El problema, entonces, no es que el kirchnerismo haya elegido en su momento a Bergoglio como su enemigo, porque aparecía como funcional a su proyecto político. El problema es que Él, a partir de su asunción, representará siempre, si no aparece un hecho sorpresivo, todo lo contrario a lo que representa la jefa de gobierno. Y eso incluye también a la política, aunque el Papa no forme parte de la interna en la que lo quisieron mezclar. La vocación de diálogo y consenso frente a la prepotencia y el autoritarismo. La humildad de los pequeños gestos contra el narcisismo del poder. El desprendimiento de la riqueza frente a la ostentación de los instrumentos para someter a los adversarios.

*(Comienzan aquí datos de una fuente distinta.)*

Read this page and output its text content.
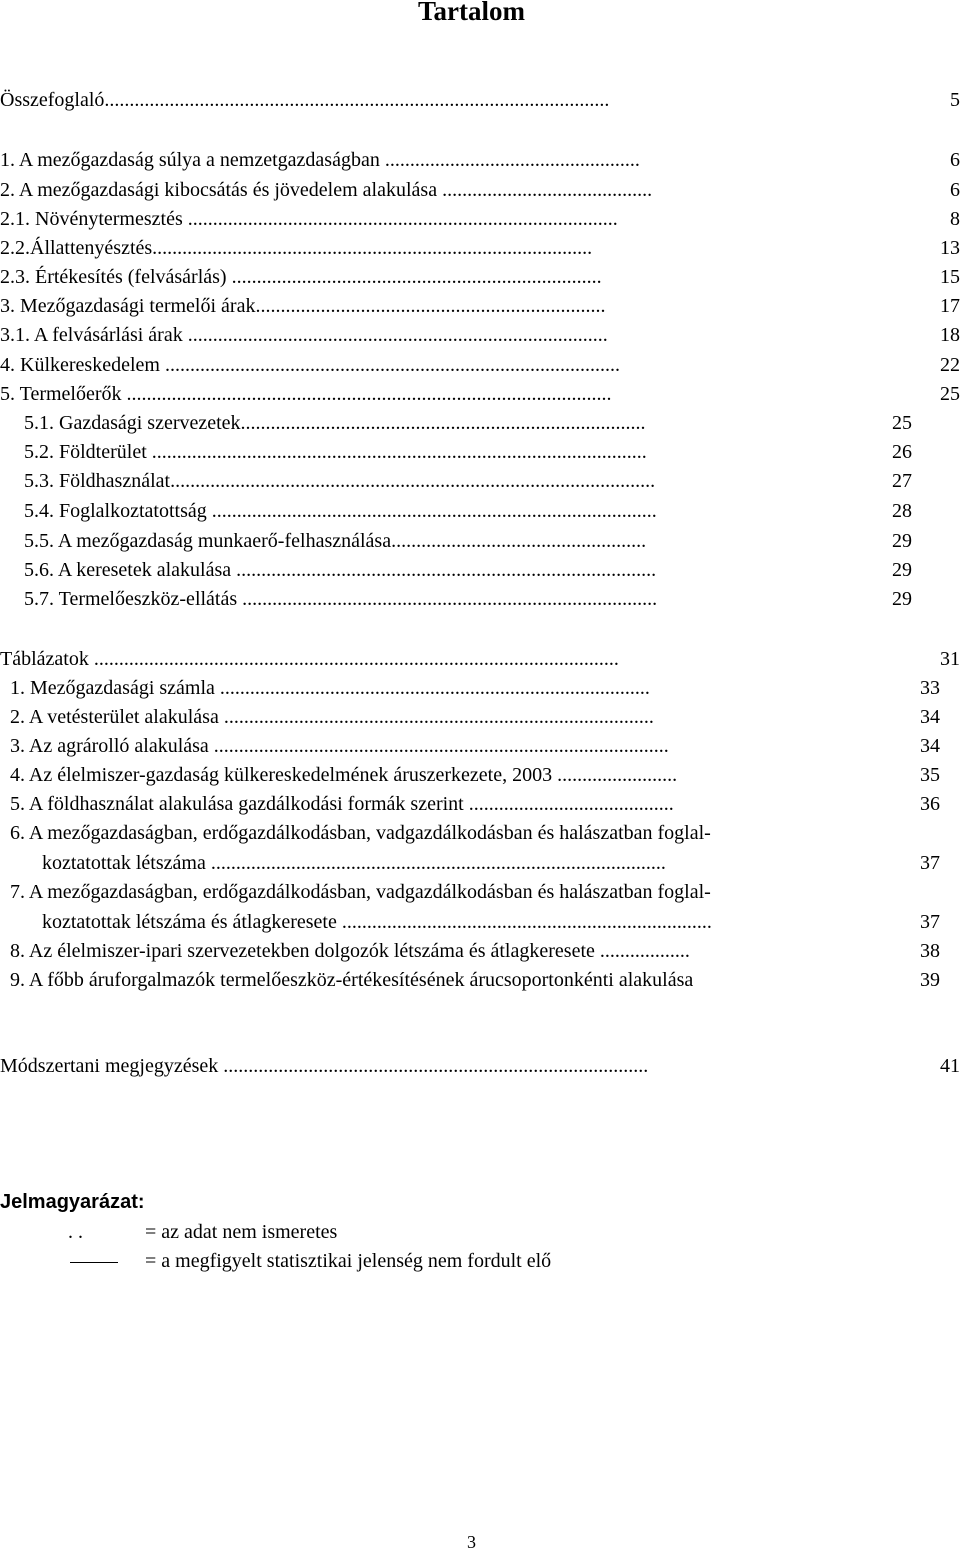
Tartalom
Összefoglaló.....................................................................................................	5
1. A mezőgazdaság súlya a nemzetgazdaságban ...................................................	6
2. A mezőgazdasági kibocsátás és jövedelem alakulása ..........................................	6
2.1. Növénytermesztés ......................................................................................	8
2.2.Állattenyésztés........................................................................................	13
2.3. Értékesítés (felvásárlás) ..........................................................................	15
3. Mezőgazdasági termelői árak......................................................................	17
3.1. A felvásárlási árak ....................................................................................	18
4. Külkereskedelem ...........................................................................................	22
5. Termelőerők .................................................................................................	25
5.1. Gazdasági szervezetek.................................................................................	25
5.2. Földterület ...................................................................................................	26
5.3. Földhasználat.................................................................................................	27
5.4. Foglalkoztatottság .........................................................................................	28
5.5. A mezőgazdaság munkaerő-felhasználása...................................................	29
5.6. A keresetek alakulása ....................................................................................	29
5.7. Termelőeszköz-ellátás ...................................................................................	29
Táblázatok .........................................................................................................	31
1. Mezőgazdasági számla ......................................................................................	33
2. A vetésterület alakulása ......................................................................................	34
3. Az agrárolló alakulása ...........................................................................................	34
4. Az élelmiszer-gazdaság külkereskedelmének áruszerkezete, 2003 ........................	35
5. A földhasználat alakulása gazdálkodási formák szerint .........................................	36
6. A mezőgazdaságban, erdőgazdálkodásban, vadgazdálkodásban és halászatban foglal-
koztatottak létszáma ...........................................................................................	37
7. A mezőgazdaságban, erdőgazdálkodásban, vadgazdálkodásban és halászatban foglal-
koztatottak létszáma és átlagkeresete ..........................................................................	37
8. Az élelmiszer-ipari szervezetekben dolgozók létszáma és átlagkeresete ..................	38
9. A főbb áruforgalmazók termelőeszköz-értékesítésének árucsoportonkénti alakulása	39
Módszertani megjegyzések .....................................................................................	41
Jelmagyarázat:
. .	= az adat nem ismeretes
= a megfigyelt statisztikai jelenség nem fordult elő
3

Las breves homilías versus los monólogos interminables. La escucha y el silencio de la meditación como contraposición a los gritos y los gestos disciplinarios. Unas pocas veces Cristina Fernández mostró su parte humilde y sensible. Fue durante la campaña que la convirtió por segunda vez en Presidenta en octubre de 2011. Dijo, palabras más, palabras menos: “Ayúdenme, porque sola no voy a poder”.

 

Esa aparente vulnerabilidad generó todavía más empatía entre ella y la mayoría de los argentinos. Sin embargo, después de su histórico triunfo, con el 54 por ciento de los votos, la mayoría de sus palabras y de sus acciones tomaron la dirección contraria. Y no solo eso. Se reflejaron sus dirigentes más cercanos. Así se construyó la imagen de una Cristina poderosa, invencible y distante a la que no le puede llegar a los talones ningún opositor y tampoco ningún periodista. La más influyente. La mejor de todas. Una mujer blindada que solo comunica y no responde a entrevistas ni reportajes y celebra actos políticos con una guardia de militantes que le impiden cualquier contacto con la realidad. La dueña de un sistema de poder pensado para someter, a través de la caja, a gobernadores, intendentes, empresarios, sindicalistas dueños de medios y ahora también a jueces y fiscales, porque a nada lo consideran ajeno, manipulable o presionable. Pero el Papa está fuera de la órbita de su accionar. Muy por encima de la Presidenta y de sus operadores. Y cada cosa que diga o que haga la afectará aún más, por más que no quiera transformarse en el gran opositor. No hay manera de escaparle a eso. A menos que Ella se deje seducir por los misterios de la fe y se transforme en una mujer sencilla, humilde, justa, no vengativa, austera y agradecida, de la noche a la mañana. E irradie sus valores al resto de la administración y también a la sociedad.